This PR enables AVX2, SSE4.1 and x86 SHA-NI hardware-accelerated implementations of SHA256 to replace the "standard" default implementation when building on Windows.
Testing Note: At runtime, the SHA-NI implementation is dynamically selected and available only if the CPU has the sha_ni flag set.

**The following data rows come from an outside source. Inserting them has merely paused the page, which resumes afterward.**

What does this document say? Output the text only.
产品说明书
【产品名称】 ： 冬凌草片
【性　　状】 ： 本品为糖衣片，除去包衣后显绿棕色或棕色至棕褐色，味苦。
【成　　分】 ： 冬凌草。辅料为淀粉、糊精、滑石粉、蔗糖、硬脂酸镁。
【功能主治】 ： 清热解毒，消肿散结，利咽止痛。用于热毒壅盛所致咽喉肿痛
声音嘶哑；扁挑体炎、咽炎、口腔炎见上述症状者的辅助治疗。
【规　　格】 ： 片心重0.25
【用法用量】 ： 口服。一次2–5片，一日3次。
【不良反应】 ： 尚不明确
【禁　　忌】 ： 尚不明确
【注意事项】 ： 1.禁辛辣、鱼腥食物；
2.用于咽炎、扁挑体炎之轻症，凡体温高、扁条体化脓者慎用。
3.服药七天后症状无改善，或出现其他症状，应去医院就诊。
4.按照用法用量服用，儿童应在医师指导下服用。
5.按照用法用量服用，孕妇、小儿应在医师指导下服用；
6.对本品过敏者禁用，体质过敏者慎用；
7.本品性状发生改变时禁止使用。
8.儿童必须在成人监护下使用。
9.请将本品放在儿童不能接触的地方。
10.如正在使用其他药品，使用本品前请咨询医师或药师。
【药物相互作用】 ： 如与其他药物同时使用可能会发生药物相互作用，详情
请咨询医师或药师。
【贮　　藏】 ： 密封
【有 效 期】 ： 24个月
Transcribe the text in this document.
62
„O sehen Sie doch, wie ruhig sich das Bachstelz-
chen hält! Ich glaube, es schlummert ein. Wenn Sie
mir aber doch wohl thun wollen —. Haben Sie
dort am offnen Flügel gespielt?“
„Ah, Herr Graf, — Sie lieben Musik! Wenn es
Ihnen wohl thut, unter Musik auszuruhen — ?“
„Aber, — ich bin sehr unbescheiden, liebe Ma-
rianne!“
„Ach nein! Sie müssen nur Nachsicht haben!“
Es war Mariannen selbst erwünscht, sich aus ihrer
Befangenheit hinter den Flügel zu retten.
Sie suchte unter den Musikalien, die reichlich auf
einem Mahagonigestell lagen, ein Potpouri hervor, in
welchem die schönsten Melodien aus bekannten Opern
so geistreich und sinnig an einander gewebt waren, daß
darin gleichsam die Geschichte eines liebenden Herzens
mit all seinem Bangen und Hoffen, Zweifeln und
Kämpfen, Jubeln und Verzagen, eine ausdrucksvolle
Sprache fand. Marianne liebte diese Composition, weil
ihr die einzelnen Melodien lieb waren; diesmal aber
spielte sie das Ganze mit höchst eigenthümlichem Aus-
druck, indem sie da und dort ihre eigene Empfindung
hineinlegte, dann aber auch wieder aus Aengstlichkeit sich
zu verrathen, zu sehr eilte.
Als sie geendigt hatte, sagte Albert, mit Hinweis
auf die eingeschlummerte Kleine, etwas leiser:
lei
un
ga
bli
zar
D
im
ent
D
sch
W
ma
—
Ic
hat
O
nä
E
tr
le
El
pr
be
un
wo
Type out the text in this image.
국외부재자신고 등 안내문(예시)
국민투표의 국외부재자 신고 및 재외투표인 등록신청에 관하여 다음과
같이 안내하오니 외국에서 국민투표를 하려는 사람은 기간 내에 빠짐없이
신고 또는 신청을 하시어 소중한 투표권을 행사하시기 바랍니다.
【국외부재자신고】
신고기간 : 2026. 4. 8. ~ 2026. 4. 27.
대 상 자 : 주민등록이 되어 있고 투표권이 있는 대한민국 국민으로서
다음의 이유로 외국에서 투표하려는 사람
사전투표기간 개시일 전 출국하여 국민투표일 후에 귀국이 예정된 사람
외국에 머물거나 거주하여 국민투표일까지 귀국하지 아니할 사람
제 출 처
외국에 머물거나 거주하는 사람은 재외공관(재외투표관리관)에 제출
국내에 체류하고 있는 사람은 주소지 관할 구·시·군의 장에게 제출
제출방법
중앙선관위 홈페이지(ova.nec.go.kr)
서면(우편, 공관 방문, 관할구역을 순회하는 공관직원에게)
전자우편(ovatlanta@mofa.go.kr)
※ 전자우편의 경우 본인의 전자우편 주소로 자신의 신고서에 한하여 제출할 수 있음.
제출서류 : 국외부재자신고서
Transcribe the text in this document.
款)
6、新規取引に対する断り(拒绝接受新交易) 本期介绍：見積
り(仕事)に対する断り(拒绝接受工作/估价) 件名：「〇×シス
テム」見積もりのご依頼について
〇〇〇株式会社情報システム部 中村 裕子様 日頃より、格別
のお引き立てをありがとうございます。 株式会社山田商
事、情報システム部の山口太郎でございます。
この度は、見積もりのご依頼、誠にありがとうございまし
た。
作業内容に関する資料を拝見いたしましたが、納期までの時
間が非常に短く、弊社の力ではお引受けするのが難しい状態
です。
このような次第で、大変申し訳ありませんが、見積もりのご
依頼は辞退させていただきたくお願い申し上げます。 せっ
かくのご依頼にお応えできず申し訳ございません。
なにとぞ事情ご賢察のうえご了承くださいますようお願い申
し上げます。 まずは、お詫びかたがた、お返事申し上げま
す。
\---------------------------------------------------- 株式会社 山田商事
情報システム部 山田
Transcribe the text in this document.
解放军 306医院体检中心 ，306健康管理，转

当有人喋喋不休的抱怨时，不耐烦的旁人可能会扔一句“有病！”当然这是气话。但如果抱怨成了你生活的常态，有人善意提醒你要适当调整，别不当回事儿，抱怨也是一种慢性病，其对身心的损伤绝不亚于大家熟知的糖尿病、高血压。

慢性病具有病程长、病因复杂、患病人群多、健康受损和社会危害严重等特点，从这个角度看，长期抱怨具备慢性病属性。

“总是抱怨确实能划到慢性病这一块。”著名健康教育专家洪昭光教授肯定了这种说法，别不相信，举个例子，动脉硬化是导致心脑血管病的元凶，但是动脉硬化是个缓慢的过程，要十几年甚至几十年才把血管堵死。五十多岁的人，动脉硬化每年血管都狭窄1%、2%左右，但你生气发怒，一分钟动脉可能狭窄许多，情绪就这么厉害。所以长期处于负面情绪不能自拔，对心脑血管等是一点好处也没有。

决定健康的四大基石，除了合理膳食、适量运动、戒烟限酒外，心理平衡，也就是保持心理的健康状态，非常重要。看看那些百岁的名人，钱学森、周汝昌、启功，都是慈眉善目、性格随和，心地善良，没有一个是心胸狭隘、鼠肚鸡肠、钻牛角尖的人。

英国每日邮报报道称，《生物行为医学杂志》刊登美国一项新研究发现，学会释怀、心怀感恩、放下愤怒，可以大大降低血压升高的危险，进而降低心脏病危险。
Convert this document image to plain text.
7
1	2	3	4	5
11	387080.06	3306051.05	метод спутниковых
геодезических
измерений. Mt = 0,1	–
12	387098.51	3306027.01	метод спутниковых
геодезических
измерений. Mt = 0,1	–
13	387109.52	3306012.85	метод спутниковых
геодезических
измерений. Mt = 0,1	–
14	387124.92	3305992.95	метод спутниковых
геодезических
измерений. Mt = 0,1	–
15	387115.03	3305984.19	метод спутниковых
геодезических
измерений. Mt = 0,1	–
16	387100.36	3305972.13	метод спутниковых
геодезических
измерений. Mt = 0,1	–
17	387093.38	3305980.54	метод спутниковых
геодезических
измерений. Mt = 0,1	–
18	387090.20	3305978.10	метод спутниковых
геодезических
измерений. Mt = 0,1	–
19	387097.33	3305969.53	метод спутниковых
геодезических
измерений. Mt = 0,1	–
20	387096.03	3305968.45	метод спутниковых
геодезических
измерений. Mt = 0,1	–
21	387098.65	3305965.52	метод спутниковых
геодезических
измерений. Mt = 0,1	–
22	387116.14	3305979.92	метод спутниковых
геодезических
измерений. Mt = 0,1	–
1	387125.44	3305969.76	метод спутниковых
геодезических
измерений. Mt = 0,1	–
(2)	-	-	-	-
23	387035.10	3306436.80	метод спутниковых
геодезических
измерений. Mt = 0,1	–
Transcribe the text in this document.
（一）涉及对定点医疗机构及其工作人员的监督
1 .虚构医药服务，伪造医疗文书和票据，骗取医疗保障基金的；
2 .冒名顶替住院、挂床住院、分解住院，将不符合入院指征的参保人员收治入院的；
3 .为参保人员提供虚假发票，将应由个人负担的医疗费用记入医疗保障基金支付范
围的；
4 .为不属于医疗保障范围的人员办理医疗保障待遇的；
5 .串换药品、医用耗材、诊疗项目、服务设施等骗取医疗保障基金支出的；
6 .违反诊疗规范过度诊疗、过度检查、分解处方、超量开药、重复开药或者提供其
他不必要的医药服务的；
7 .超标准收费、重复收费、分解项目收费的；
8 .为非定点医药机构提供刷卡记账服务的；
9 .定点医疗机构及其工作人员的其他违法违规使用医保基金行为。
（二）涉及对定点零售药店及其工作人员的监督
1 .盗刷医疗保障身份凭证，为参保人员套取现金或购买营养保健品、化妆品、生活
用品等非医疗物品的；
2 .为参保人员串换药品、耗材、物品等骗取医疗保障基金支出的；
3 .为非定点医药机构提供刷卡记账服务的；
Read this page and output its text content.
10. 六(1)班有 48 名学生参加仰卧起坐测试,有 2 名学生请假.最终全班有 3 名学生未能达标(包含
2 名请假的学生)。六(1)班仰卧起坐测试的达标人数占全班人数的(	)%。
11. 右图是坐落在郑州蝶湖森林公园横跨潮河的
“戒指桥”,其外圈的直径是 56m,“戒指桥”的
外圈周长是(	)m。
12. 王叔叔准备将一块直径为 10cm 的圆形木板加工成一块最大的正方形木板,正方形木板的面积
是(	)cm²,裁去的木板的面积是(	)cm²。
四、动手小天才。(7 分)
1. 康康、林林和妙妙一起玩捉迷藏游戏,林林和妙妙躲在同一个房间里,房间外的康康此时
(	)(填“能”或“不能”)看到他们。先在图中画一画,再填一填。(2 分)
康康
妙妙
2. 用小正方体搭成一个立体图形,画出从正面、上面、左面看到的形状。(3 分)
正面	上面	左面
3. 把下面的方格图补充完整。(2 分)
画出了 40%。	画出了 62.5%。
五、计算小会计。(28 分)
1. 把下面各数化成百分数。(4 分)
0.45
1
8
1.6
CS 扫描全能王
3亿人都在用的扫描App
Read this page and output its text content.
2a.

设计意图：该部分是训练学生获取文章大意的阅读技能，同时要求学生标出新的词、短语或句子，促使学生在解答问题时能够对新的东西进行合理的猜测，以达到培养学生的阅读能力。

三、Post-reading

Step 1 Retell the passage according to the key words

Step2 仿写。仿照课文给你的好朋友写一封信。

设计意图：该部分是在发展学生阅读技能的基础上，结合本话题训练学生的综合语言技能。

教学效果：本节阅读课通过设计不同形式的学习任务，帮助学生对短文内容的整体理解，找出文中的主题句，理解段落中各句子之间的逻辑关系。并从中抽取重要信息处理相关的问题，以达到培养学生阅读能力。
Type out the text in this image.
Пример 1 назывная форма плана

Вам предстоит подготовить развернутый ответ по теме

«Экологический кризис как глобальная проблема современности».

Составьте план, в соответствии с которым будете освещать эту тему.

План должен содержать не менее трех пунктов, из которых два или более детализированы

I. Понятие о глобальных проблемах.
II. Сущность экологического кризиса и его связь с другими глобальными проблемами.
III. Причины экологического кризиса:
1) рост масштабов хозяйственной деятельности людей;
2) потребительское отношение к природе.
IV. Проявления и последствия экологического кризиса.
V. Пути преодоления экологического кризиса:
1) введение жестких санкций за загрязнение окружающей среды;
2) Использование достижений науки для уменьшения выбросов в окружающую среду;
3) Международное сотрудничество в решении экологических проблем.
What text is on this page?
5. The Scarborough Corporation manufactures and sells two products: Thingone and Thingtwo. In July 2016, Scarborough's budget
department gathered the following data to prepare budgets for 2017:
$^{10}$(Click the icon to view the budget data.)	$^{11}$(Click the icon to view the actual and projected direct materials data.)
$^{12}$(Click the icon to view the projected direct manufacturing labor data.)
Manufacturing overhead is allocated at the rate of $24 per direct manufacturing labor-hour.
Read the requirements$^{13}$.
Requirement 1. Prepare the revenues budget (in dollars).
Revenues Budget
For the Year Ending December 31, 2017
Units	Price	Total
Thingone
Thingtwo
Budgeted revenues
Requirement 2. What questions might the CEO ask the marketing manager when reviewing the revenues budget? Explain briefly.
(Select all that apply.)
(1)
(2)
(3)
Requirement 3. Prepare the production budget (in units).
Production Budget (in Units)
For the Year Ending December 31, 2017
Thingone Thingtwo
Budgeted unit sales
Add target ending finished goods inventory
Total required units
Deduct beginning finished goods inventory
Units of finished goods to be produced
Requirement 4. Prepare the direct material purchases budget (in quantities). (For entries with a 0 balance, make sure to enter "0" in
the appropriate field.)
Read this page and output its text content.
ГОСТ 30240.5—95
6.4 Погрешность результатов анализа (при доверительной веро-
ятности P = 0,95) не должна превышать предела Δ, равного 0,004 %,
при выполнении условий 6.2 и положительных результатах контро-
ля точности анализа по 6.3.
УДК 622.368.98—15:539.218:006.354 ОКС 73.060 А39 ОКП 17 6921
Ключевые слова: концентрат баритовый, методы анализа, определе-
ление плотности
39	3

Here are the benchmark results on my machine using "Release" binaries:
- the master branch @ 47da4f9b716d11294d4fb0f30b04a7bcf128cc14:
> build\bin\Release\bench_bitcoin.exe -filter="SHA256.*_SHANI"
| ns/byte | byte/s | err% | total | benchmark
|--------------------:|--------------------:|--------:|----------:|:----------
| 11.35 | 88,074,183.58 | 0.3% | 0.01 | `SHA256D64_1024_SHANI using the 'standard' SHA256 implementation`
| 13.07 | 76,522,397.95 | 0.4% | 0.01 | `SHA256_32b_SHANI using the 'standard' SHA256 implementation`
| 4.26 | 234,554,580.85 | 0.9% | 0.05 | `SHA256_SHANI using the 'standard' SHA256 implementation`
> build\bin\Release\bench_bitcoin.exe -filter="SHA256D64_1024.*"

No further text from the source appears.